A recent study found that AI can detect pancreatic cancer up to three years before a human doctor. Despite the fact that cancer is a tough disease to detect at an early stage, AI has made it possible to identify it at an early stage.
Only 12% of pancreatic cancer patients survive for five years, making it a deadly disease. According to the Nature Medicine study, AI-based population screening can detect prospective pancreatic cases.
Furthermore, population screening refers to genetic testing or other assessments that look at the prevalence of a specific trait in a community. AI aids in the initial step of early spot detection.
Using AI on real-world clinical records could lead to a scalable way to find cancer early in the community. This would change the focus from treating cancer in its late stages to treating cancer in its early stages, improve patients’ quality of life, and increase the benefit-to-cost ratio of cancer care, according to the paper.
Chris Sander, a professor at Harvard Medical School, stated that determining who is at high risk for a disease and who would benefit from additional testing is one of the most essential decisions physicians must make every day. More testing can mean more invasive, expensive procedures that come with their own risks.
In addition, at the beginning of the testing phase, researchers examined clinical data from 9 million patients in the United States and Denmark using an AI system. In addition, they developed AI learning models to identify detection codes in patient data and associate them with pancreatic cancer.
The study was carried out in collaboration with the Harvard T.H. Chan School of Public Health, the Dana-Farber Cancer Institute, the VA Boston Healthcare System, and the University of Copenhagen.
Also, at the start of the testing phase, researchers used an AI system to look at clinical data from 9 million patients in the US and Denmark. In addition to this, they developed AI learning models to search patient data for detection codes and link those codes to pancreatic cancer.
The research team used a variety of AI models to achieve the desired results. They tested various versions for six, a year, two, and three years. They ultimately got to the stage where their forecasts were substantially more accurate in predicting who would develop pancreatic cancer than current population-wide estimates of disease incidence.
The study is still in its early stages and must go through several processes. However, the program cannot be used to run screening apps. According to numerous hypotheses, cancer patients have a 12.5% chance of survival, making it a deadly condition.

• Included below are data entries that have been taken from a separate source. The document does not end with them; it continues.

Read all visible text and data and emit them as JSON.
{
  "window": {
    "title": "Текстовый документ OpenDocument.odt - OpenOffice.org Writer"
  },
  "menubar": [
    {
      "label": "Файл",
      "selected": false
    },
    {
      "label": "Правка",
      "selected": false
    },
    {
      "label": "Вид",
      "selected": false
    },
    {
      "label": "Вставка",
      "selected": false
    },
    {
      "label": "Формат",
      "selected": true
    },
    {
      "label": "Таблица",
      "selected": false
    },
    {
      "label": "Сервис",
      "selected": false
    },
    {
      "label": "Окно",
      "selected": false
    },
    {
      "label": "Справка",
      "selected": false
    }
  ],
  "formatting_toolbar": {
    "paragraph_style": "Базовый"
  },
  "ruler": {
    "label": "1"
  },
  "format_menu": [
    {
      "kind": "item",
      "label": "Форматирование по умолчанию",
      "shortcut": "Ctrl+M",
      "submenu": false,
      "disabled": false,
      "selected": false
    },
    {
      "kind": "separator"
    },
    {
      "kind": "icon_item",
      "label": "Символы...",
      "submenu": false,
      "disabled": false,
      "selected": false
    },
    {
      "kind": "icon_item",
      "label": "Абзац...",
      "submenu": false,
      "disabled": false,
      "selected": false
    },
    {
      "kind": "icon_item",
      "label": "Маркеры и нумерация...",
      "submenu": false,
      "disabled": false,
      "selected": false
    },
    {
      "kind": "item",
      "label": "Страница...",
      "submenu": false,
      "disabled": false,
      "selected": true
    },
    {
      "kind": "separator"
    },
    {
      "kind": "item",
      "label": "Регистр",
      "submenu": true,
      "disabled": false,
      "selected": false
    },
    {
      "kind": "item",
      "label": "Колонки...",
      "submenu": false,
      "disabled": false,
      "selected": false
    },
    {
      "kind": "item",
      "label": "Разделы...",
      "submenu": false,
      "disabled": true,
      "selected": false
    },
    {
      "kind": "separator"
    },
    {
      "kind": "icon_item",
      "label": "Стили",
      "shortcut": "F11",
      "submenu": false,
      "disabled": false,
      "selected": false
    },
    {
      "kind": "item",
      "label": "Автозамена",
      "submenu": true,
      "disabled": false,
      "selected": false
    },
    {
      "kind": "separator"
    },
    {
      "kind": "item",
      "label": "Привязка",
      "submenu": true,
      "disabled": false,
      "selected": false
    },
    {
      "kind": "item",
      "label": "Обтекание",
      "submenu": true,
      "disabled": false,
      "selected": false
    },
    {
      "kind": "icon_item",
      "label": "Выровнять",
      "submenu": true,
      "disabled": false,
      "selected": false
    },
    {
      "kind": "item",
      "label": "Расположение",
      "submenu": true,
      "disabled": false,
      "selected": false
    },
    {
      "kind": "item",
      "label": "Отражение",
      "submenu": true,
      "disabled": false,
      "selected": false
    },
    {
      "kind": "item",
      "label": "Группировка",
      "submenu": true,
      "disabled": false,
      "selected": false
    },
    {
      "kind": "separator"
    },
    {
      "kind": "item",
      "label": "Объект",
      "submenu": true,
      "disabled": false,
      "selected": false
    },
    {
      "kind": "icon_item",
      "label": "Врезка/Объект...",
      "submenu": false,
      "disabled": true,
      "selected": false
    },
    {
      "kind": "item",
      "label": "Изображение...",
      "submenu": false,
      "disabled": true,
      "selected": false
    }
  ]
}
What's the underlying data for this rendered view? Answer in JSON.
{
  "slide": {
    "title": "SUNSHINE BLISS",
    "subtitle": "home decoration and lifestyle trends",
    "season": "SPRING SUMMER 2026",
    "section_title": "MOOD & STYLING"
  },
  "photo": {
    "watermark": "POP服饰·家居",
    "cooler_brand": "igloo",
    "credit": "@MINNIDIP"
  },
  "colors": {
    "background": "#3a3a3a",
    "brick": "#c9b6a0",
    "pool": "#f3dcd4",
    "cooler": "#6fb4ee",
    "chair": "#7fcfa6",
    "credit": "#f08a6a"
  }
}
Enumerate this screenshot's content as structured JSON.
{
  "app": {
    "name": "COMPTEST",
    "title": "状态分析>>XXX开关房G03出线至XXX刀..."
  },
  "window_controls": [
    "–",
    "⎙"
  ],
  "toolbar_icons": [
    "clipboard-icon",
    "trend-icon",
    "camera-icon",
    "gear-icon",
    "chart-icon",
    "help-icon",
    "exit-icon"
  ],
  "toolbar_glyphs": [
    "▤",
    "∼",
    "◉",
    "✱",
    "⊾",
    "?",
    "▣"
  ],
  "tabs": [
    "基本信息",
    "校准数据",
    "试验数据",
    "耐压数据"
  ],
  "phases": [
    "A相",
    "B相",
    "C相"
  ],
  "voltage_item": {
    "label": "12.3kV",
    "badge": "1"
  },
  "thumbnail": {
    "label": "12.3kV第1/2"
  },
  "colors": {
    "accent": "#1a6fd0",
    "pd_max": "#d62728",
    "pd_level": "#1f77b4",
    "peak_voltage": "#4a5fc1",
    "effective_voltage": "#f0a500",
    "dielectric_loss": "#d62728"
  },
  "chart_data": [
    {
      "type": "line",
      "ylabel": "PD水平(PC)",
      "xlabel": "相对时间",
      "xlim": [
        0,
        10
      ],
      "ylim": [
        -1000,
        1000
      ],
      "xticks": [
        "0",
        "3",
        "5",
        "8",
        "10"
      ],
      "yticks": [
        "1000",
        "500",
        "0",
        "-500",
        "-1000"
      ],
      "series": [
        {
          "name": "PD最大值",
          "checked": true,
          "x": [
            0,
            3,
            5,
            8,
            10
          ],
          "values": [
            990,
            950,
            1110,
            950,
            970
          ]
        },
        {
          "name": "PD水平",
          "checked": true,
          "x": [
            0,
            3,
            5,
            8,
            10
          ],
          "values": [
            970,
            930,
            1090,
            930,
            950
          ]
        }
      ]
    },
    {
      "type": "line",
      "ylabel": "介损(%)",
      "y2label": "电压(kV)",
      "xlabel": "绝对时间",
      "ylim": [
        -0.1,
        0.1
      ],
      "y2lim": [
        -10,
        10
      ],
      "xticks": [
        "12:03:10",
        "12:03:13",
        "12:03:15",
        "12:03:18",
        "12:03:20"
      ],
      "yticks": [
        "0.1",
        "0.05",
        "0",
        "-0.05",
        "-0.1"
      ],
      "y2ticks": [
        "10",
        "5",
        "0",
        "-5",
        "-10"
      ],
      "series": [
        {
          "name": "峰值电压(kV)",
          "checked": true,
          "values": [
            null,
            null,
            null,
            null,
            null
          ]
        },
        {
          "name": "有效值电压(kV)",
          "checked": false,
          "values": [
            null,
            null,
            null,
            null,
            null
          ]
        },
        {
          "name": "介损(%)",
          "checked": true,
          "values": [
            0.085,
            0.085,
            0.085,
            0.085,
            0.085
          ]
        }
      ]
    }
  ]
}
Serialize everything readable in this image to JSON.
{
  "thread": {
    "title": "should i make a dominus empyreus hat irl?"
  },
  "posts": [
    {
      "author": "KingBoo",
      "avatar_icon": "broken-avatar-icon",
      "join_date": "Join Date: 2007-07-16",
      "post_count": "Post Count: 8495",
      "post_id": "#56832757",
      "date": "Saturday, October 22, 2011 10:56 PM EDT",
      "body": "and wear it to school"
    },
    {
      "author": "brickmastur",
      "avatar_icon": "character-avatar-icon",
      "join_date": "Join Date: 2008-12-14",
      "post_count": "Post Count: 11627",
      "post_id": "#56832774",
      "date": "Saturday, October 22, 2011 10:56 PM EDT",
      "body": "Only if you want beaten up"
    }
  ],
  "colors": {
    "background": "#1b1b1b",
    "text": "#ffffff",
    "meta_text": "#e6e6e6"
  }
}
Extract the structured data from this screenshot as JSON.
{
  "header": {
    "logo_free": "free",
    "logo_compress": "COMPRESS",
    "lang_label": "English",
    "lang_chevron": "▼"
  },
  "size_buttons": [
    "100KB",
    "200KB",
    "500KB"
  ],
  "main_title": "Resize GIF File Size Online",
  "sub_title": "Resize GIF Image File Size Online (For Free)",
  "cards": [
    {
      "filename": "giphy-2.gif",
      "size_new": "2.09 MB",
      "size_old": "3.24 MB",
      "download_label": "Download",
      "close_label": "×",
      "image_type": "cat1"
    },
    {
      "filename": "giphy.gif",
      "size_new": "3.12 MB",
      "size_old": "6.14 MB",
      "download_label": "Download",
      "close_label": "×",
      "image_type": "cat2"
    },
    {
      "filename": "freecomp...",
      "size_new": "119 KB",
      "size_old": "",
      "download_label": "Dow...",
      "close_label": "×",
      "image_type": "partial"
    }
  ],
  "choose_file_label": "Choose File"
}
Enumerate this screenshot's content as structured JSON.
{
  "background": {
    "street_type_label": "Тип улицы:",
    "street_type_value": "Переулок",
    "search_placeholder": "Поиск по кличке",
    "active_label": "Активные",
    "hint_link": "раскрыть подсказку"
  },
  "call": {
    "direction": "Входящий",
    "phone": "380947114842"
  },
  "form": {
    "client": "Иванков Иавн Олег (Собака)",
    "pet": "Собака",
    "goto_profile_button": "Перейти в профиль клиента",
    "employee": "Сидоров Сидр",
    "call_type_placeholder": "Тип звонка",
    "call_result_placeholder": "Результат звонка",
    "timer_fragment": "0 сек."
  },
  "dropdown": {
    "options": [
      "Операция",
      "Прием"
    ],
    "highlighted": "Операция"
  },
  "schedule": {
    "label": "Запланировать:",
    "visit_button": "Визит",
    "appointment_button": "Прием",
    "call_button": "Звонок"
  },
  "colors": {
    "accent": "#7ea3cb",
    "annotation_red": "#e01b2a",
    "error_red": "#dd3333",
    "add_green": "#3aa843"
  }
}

According to Sander, the actual computing costs for using the software are minor once a surveillance program is in place. The training is what consumes the most processing power. Actual clinical testing to seek for early signs of cancer or to detect cancer when it is very little is quite expensive, far more expensive than, say, mammography.
Soren Brunak, a disease system biology professor at the University of Copenhagen, remarked in a press release that many types of cancers, particularly those difficult to identify and treat early, impose an outsized toll on patients, families, and the health-care system as a whole.
According to him, the aggressive disease pancreatic cancer, which is notoriously difficult to diagnose early and treat quickly when the odds of success are at their maximum, is an opportunity to reverse the disease’s trajectory.
However, some indications and symptoms, such as jaundice, upper back and middle back ache, fatigue, itchy skin, and weight loss, can be used to detect pancreatic cancer. Having a tool that can accurately diagnose at an early stage, however, is critical.